1. O Testimonium Flavianum: Tradição Grega versus Versão Árabe
O Testimonium Flavianum, encontrado no Livro 18, capítulo 3, seção 3 de Antiguidades Judaicas, constitui a mais célebre menção a Jesus fora dos textos cristãos. A versão tradicional preservada em manuscritos gregos medievais afirma, entre outras coisas, que Jesus “era o Cristo” e que “apareceu a eles no terceiro dia, novamente vivo”. Tais expressões são altamente problemáticas para os estudiosos modernos, uma vez que implicam um endosso cristológico por parte de um autor judeu não convertido, o que seria, no mínimo, improvável.

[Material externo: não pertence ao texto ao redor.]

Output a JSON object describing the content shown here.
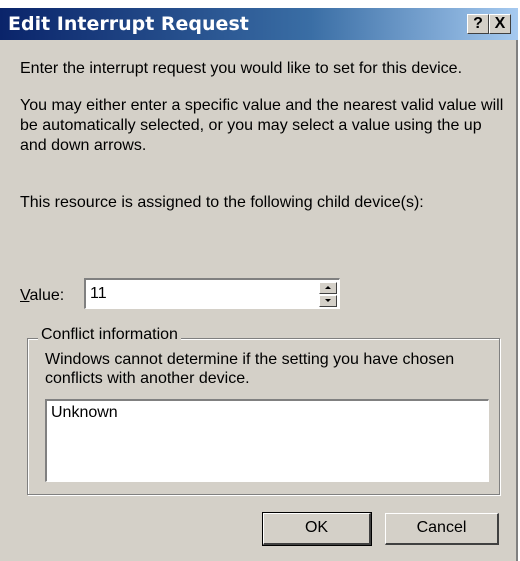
{
  "window": {
    "title": "Edit Interrupt Request",
    "help_glyph": "?",
    "close_glyph": "X"
  },
  "body": {
    "intro": "Enter the interrupt request you would like to set for this device.",
    "instructions": "You may either enter a specific value and the nearest valid value will be automatically selected, or you may select a value using the up and down arrows.",
    "assigned": "This resource is assigned to the following child device(s):"
  },
  "value": {
    "label_underlined": "V",
    "label_rest": "alue:",
    "current": "11"
  },
  "conflict": {
    "legend": "Conflict information",
    "message": "Windows cannot determine if the setting you have chosen conflicts with another device.",
    "details": "Unknown"
  },
  "buttons": {
    "ok": "OK",
    "cancel": "Cancel"
  },
  "colors": {
    "dialog_bg": "#d4d0c8",
    "title_start": "#0a246a",
    "title_end": "#a6caf0"
  }
}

Segundo John P. Meier, a passagem “parece ter sido editada por mãos cristãs posteriores, embora um núcleo josefiano original seja perfeitamente possível”[1]. Da mesma forma, Geza Vermes argumenta que “a linguagem messiânica da versão tradicional é anacrônica e reflete uma teologia que Josefo jamais teria usado”[2]. A maioria dos estudiosos, portanto, adota a hipótese de que o Testimonium sofreu interpolações cristãs, possivelmente a partir do século IV.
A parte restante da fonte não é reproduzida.